Emeutes sociales : Le cri de colère d’un peuple accablé
Par Hassane Zerrouky Finalement, ces émeutes qui secouent le pays sont bien le signe d’un grave malaise social que le pouvoir ne veut pas admettre. Faute d’intermédiation sociale, du fait du verrouillage du champ politique et de l’interdiction des manifestations publiques, les émeutes sont devenues l’un des seuls recours des citoyens pour contraindre le pouvoir à ouvrir les yeux sur la gravité de la situation sociale. En effet, quand le seul interlocuteur reconnu par le pouvoir n’est autre qu’une UGTA dont la seule fonction est d’essayer, sans d’ailleurs y parvenir tellement elle est décrédibilisée, de jouer les pompiers pour éteindre le feu ; quand les syndicats autonomes sont exclus du dialogue social ; quand la société civile est bâillonnée, il ne reste aux citoyens que la rue pour se faire entendre. Qui plus est, ces émeutes montrent surtout la faillite des partis au pouvoir et des institutions qu’ils contrôlent à la suite d’élections marquées par une abstention historique (plus de 70%). Car si ces institutions étaient élues démocratiquement, sur la base de vrais programmes dont ces partis seraient comptables en fin de mandat, les citoyens réagiraient comme le font les citoyens des pays développés, à savoir les sanctionner par les urnes. Comme les Algériens ne sont pas dupes, qu’ils savent que les jeux sont pipés par avance, qu’ils n’ont pas affaire à de vrais élus en mesure de répondre à leurs attentes sociales mais à des institutions où le clientélisme et la corruption sont la règle, alors ils le font savoir à leur manière, à savoir brutalement.
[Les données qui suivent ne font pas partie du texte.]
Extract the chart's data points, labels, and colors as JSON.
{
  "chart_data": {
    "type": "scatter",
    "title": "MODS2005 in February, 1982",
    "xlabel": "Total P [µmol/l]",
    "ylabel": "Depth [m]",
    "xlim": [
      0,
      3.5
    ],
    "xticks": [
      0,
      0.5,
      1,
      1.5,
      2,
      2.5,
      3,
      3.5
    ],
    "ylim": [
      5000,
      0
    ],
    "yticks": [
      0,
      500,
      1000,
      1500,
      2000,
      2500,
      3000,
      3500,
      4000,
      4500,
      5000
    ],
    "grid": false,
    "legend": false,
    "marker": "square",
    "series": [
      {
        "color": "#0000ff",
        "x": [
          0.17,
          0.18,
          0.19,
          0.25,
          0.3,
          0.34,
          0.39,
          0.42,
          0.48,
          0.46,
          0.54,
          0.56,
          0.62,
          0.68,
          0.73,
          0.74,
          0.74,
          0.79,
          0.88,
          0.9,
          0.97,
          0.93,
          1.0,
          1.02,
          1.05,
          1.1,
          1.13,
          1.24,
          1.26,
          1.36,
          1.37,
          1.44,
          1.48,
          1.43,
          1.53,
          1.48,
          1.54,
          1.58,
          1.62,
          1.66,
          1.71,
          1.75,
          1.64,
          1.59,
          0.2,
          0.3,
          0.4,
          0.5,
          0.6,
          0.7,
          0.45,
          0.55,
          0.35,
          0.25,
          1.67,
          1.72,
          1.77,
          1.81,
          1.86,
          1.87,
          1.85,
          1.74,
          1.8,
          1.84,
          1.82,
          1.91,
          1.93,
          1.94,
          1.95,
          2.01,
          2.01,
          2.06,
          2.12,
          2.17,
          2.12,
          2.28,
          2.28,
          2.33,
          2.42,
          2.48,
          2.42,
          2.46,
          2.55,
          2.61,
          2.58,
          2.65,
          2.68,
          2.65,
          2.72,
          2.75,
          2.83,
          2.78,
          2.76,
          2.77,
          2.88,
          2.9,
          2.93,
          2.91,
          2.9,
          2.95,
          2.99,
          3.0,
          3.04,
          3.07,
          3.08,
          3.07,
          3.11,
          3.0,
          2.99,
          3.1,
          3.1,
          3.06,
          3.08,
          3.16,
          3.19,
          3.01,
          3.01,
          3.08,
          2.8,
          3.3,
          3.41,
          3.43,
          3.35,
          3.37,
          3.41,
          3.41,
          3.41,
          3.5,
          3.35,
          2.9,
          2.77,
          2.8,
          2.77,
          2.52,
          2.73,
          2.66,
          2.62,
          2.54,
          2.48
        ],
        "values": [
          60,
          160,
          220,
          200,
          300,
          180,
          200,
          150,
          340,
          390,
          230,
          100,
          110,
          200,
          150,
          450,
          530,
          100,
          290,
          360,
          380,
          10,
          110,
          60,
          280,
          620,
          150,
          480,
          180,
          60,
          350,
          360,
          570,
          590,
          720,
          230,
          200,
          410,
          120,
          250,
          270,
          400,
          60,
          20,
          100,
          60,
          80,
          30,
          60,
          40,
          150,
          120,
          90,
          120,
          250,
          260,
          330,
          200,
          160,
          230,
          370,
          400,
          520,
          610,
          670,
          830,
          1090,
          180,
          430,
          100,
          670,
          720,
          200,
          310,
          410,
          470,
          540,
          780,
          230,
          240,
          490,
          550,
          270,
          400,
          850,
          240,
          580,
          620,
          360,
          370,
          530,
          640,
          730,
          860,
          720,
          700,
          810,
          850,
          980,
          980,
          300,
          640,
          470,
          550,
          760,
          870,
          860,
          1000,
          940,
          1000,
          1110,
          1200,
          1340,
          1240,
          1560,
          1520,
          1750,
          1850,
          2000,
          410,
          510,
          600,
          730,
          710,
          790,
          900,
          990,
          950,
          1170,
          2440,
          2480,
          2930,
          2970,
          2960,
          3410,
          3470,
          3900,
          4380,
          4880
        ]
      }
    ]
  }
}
Toujours est-il, en dépit de la surdité des gouvernants, que ces émeutes à répétition touchent pratiquement tout le territoire national : pas une semaine ne passe sans que l’on apprenne que telle ou telle localité a été le théâtre d’une colère populaire. Pour l’heure, le musellement des partis démocrates, de la société civile et des canaux d’expression démocratique, arrange le pouvoir. Pour ce dernier, une émeute inorganisée parce que spontanée, est sans doute plus facile à gérer : quelques coups de matraque et de jets de gaz lacrymogènes, sur fonds de condamnation à des peines de prison de un à six mois de prison des « fauteurs de troubles », paraissent lui suffire comme réponse. L’essentiel, pour lui, est que le mécontentement social ne prenne pas une forme organisée pouvant déboucher sur une action politique de grande ampleur. Il n’en reste pas moins, comme l’ont montré les émeutes d’octobre 1988, qu’il n’est pas exclu que la colère de la rue, localisée pour l’heure à telle ou telle localité ou région du pays, finissent par gagner le pays, se transformant en torrent balayant tout sur son passage.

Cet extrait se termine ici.